L’offense faite au prince héritier Mohammed ben Salmane appelait sans doute une réparation à la hauteur de sa majesté. Pas question de l’éliminer discrètement. Il fallait que l’acte soit théâtral, revendiqué, grandiloquent. L’existence d’enregistrements de l’exécution n’est probablement pas un accident. On peut difficilement imaginer que dans une équipe de 15 agents choisis parmi les meilleurs, personne n’ai vérifié si le « condamné » était connecté.
Les fuites d’enregistrements font probablement partie du caractère public de cette exécution et des stratégies d’intimidation des adversaires du prince hériter.

Le corps qui avait osé offenser le grand souverain fut disséminé, dans la plus authentique tradition tyrannique. La cruauté du souverain saoudien n’a rien d’exceptionnel. Des centaines d’autres se sont comportés ainsi avant lui.
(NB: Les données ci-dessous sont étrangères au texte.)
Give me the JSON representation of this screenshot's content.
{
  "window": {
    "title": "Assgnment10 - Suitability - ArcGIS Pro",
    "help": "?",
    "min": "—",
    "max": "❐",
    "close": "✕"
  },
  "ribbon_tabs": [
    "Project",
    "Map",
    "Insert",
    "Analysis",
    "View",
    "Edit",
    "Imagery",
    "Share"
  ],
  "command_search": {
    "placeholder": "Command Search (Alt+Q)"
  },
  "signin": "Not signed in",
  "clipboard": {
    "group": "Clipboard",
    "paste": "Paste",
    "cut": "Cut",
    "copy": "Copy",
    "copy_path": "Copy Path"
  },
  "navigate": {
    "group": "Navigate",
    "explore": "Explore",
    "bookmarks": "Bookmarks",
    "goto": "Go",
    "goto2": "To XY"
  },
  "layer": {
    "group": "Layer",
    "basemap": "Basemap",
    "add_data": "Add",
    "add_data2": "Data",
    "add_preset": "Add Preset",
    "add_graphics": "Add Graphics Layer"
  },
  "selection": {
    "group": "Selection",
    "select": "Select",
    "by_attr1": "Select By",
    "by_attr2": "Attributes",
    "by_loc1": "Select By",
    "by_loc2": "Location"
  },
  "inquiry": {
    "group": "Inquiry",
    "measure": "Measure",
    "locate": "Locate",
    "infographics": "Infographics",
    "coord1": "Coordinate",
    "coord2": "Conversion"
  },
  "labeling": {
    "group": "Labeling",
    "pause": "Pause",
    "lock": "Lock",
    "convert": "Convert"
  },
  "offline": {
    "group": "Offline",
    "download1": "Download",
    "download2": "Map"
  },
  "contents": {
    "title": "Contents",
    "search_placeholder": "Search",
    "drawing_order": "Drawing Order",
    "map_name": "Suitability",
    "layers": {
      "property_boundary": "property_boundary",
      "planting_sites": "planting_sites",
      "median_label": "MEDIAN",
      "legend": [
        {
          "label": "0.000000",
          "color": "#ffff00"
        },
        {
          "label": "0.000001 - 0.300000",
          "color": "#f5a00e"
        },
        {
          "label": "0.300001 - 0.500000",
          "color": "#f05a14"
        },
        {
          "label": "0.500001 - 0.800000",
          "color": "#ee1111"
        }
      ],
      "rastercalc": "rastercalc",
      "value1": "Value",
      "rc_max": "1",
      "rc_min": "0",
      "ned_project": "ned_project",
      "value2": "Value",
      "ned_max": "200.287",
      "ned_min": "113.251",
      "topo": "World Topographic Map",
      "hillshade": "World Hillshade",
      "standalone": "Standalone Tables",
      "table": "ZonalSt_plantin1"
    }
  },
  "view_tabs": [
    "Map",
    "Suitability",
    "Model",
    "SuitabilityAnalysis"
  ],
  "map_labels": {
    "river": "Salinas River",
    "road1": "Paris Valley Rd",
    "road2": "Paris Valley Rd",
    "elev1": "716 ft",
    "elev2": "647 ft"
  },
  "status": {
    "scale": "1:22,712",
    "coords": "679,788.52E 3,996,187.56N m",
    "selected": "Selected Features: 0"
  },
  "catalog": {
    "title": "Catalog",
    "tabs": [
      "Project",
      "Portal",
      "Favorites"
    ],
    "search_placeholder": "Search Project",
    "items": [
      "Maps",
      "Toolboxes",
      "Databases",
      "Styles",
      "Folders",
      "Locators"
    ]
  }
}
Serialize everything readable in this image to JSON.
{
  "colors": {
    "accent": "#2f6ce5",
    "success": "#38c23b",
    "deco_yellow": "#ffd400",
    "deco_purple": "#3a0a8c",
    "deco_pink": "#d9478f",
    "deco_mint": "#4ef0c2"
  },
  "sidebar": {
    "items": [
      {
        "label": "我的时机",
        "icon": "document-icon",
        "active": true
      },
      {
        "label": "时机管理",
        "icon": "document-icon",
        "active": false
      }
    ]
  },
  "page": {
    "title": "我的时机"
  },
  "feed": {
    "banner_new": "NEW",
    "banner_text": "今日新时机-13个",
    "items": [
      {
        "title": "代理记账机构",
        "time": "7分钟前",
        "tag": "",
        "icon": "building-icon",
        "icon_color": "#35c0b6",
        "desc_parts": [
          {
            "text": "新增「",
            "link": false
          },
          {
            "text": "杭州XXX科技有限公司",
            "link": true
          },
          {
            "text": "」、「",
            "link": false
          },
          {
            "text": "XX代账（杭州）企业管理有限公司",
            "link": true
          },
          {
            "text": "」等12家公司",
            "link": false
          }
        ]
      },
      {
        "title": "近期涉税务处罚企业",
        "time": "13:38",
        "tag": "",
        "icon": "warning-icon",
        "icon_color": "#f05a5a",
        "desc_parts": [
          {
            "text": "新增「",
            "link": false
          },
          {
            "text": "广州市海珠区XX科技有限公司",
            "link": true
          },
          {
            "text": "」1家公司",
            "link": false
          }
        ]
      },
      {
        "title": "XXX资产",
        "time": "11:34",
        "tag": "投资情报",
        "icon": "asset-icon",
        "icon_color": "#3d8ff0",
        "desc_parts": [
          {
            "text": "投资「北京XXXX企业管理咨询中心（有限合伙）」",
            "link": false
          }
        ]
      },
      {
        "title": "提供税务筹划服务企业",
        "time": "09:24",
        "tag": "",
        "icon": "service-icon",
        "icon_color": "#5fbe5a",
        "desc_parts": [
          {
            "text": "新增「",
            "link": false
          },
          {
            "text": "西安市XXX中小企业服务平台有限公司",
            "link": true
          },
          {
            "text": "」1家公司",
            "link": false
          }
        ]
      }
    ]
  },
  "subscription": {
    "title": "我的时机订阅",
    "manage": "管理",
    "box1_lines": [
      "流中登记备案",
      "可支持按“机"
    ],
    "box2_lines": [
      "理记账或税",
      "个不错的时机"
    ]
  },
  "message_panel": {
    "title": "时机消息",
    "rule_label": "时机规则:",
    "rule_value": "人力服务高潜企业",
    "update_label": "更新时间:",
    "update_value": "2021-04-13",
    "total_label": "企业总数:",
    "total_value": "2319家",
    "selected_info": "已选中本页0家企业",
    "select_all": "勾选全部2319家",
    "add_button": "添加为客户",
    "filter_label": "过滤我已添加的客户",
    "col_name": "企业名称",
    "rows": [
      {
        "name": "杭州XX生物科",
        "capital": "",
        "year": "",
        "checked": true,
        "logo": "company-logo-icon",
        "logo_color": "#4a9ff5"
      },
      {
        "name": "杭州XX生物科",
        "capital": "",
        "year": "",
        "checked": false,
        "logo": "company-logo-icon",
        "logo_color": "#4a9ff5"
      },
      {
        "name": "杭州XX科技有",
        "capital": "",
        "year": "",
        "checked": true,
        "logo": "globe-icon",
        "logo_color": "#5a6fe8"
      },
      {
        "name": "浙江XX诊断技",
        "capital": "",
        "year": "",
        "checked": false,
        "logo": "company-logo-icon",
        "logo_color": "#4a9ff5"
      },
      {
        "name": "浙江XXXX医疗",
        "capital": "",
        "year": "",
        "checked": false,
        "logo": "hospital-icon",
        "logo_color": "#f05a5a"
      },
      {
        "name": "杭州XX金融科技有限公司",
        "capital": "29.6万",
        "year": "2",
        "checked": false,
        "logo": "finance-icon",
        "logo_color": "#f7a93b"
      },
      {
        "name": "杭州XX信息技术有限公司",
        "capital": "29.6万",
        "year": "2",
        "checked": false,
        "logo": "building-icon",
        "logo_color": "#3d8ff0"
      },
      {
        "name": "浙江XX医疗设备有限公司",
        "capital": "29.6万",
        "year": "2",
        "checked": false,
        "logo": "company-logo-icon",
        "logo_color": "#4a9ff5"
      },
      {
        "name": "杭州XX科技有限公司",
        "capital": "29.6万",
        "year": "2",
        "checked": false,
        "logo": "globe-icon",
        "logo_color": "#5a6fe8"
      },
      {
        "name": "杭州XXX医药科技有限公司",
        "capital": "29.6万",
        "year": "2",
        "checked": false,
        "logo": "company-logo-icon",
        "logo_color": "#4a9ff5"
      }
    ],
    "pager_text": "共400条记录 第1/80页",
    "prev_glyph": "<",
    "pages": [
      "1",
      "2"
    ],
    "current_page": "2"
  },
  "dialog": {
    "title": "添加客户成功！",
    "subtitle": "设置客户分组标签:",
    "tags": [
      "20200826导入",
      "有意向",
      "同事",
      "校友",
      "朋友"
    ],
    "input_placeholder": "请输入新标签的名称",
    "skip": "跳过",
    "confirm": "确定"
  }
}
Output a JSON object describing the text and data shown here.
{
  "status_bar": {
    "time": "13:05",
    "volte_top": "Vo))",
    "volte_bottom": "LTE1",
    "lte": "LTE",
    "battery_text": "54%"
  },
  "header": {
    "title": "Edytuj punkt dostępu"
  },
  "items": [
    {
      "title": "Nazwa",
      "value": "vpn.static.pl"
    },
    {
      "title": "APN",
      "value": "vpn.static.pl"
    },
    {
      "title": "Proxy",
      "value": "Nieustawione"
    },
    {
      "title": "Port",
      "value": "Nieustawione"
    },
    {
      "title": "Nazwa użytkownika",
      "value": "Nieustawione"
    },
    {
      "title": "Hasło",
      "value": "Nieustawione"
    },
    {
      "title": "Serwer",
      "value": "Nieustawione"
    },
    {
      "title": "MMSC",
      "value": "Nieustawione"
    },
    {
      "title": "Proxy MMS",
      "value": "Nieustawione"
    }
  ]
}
La seule consolation pour ceux qui jugent que cette action n’a pas sa place dans la politique internationale d’un pays développé, serait qu’en appliquant à un détracteur la peine destinée à un régicide, Mohammed Ben Salmane se met dans peau d’un Roi qu’on assassine. Cette action pourrait en effet signer son arrêt de mort politique. Ce serait la seule justice pour Jamal Khashoggi.